If Iain Henderson has been suffering from any World Cup hangover, there was no sign of it after he led Ulster to a 17-16 win over Bath in the opening game of his side's Champions Cup campaign.
ense and rarely free-flowing but with plenty of the requisite grit, the province's victory by the narrowest of margins came via a 71st-minute John Cooney penalty and late defensive stand that saw Jacob Stockdale intercept what would have been a match-winning scoring pass for the hosts with the clock deep into the red.
Sat in the back of The Rec after starting his tenure as Ulster skipper with a win, Henderson said the energy and enthusiasm shown by his team-mates in training this week has been refreshing in the wake of Ireland's World Cup exit to New Zealand a little under a month ago.
"The week actually felt a lot different to what I've been involved in before (with Ulster)," said Rory Best's successor of his first action since that dispiriting quarter-final thumping in Tokyo.
"Coming back in, the energy has been unbelievable about the place. There's been a different, not style, to training but just a different set-up to the days, and the lads are buzzing.
"There's competition in training and excitement that's next level. To come back into that is utterly refreshing.
"It's a very good place to be in and a positive place to be in. It's been a class week and all I can say is that I'm looking forward to the next one."
Henderson was confirmed as captain only one day before joining Joe Schmidt's World Cup camp and added that the wait to lead his side out in a permanent capacity for the first time has felt a long one.
"During the summer when Dan (McFarland) called me in and we had the chat about the captaincy, it was quite difficult because I really wanted to get stuck back in with the lads immediately," he said.
"To have to disappear for three and a half months was tough. I've been itching to get back in. To get into training last week and see how intense it was, and then be involved this week, it's been class.
"It's something I've been looking forward to for the last eight, nine, 10 weeks. I'm delighted to be back in and hopefully next week we take it to another level."
To beat Top 14 giants Clermont back in Belfast for round two on Friday night, such an improvement will no doubt be necessary but, in this instance, it was a commendable show of resilience.
Earning four match points off just 42% possession, it was another day when, thanks to Jared Payne's defence, Ulster looked more impressive when the opposition had their hands on the ball.
In that regard, what was a glaring weakness a few seasons ago appears to have been transformed into something of a strength.
The same can be said for the province's form away from Kingspan Stadium.
From the beginning of 2016 through the first of Dan McFarland's away trips in Europe, Ulster had won just two of their previous nine away fixtures in this competition.
Now, they've won their last three pool fixtures outside of Belfast, the improvement an obvious requirement for any side with designs on making the knockout stages.

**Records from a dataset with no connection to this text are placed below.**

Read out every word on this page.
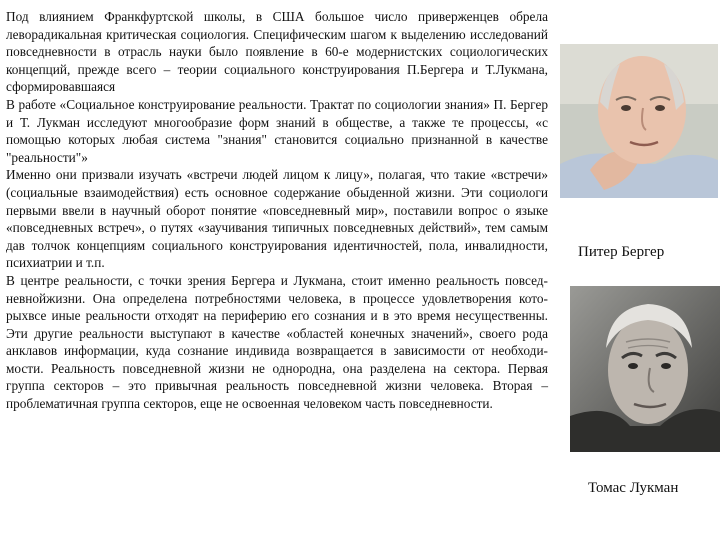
Под влиянием Франкфуртской школы, в США большое число приверженцев обрела леворадикальная критическая социология. Специфическим шагом к выделению исследований повседневности в отрасль науки было появление в 60-е модернистских социологических концепций, прежде всего – теории социального конструирования П.Бергера и Т.Лукмана, сформировавшаяся

В работе «Социальное конструирование реальности. Трактат по социологии знания» П. Бергер и Т. Лукман исследуют многообразие форм знаний в обществе, а также те процессы, «с помощью которых любая система "знания" становится социально признанной в качестве "реальности"»

Именно они призвали изучать «встречи людей лицом к лицу», полагая, что такие «встречи» (социальные взаимодействия) есть основное содержание обыденной жизни. Эти социологи первыми ввели в научный оборот понятие «повседневный мир», поставили вопрос о языке «повседневных встреч», о путях «заучивания типичных повседневных действий», тем самым дав толчок концепциям социального конструирования идентичностей, пола, инвалидности, психиатрии и т.п.

В центре реальности, с точки зрения Бергера и Лукмана, стоит именно реальность повсед-невнойжизни. Она определена потребностями человека, в процессе удовлетворения кото-рыхвсе иные реальности отходят на периферию его сознания и в это время несущественны. Эти другие реальности выступают в качестве «областей конечных значений», своего рода анклавов информации, куда сознание индивида возвращается в зависимости от необходи-мости. Реальность повседневной жизни не однородна, она разделена на сектора. Первая группа секторов – это привычная реальность повседневной жизни человека. Вторая – проблематичная группа секторов, еще не освоенная человеком часть повседневности.

Питер Бергер
Томас Лукман
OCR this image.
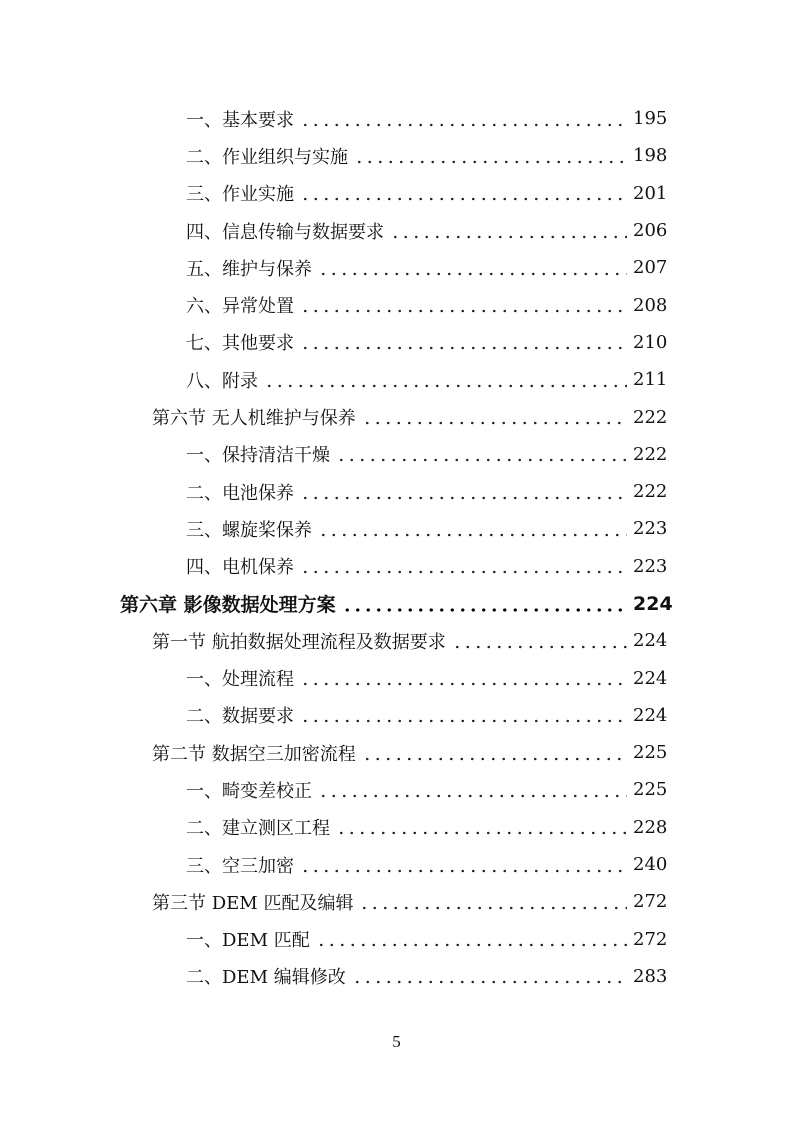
一、基本要求	195
二、作业组织与实施	198
三、作业实施	201
四、信息传输与数据要求	206
五、维护与保养	207
六、异常处置	208
七、其他要求	210
八、附录	211
第六节 无人机维护与保养	222
一、保持清洁干燥	222
二、电池保养	222
三、螺旋桨保养	223
四、电机保养	223
第六章 影像数据处理方案	224
第一节 航拍数据处理流程及数据要求	224
一、处理流程	224
二、数据要求	224
第二节 数据空三加密流程	225
一、畸变差校正	225
二、建立测区工程	228
三、空三加密	240
第三节 DEM 匹配及编辑	272
一、DEM 匹配	272
二、DEM 编辑修改	283
5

"We talk a lot about getting excited about Europe, getting the opportunity to play a lot of teams that you wouldn't get to play usually and not letting those opportunities pass you by," said Henderson.
"Over the last number of years the average age of the squad has been dropping and along with that comes a lot of excitement, a lot of energy.
"The guys who don't get the opportunities are adding that energy and they want to be involved throughout the whole week - that energy adds to the whole excitement and it brims over into match day.
"It wasn't pretty at the best of times, but that energy just adds to those away wins, those dogged wins we talk about in a place like this, a changing room like that.
"People complain about that changing room, and changing rooms like Welford Road and The Stoop, but they're the best changing rooms to be in after a win."
To see this one finally over the line required an 83-minute effort and a late penalty from the boot of Cooney. The sponsor's man of the match, who had an uncharacteristic shank to end the first half, had converted his own score and another from Rob Lyttle when an Ulster maul eked out an opportunity from the tee in the 71st minute to move his side into the 17-16 lead.
There was still a host of drama to come though. Ulster looked to have won the game with a late scrum penalty and an even later breakdown jackal from the superb Marcell Coetzee but turnovers, of which there were 16 littered throughout the game, would again make matters more difficult than strictly necessary.
At one stage it looked like the last of the afternoon would prove costly indeed. Ulster's players were celebrating what they thought was a win after Cooney booted the ball into touch off a line-out but the touch judge intervened to penalise Rob Herring for a crooked throw.
Forced to repel one final charge, Bath looked set to score in the corner before Stockdale, who had been forced to shoot up to pressure the original pass, scrambled back to snag the ball out of the hands of the waiting Semsea Rokoduguni.
Dan McFarland admitted: "It was pretty tense. The old heart is going. We nearly tried to beat ourselves at the end, but we dogged it out."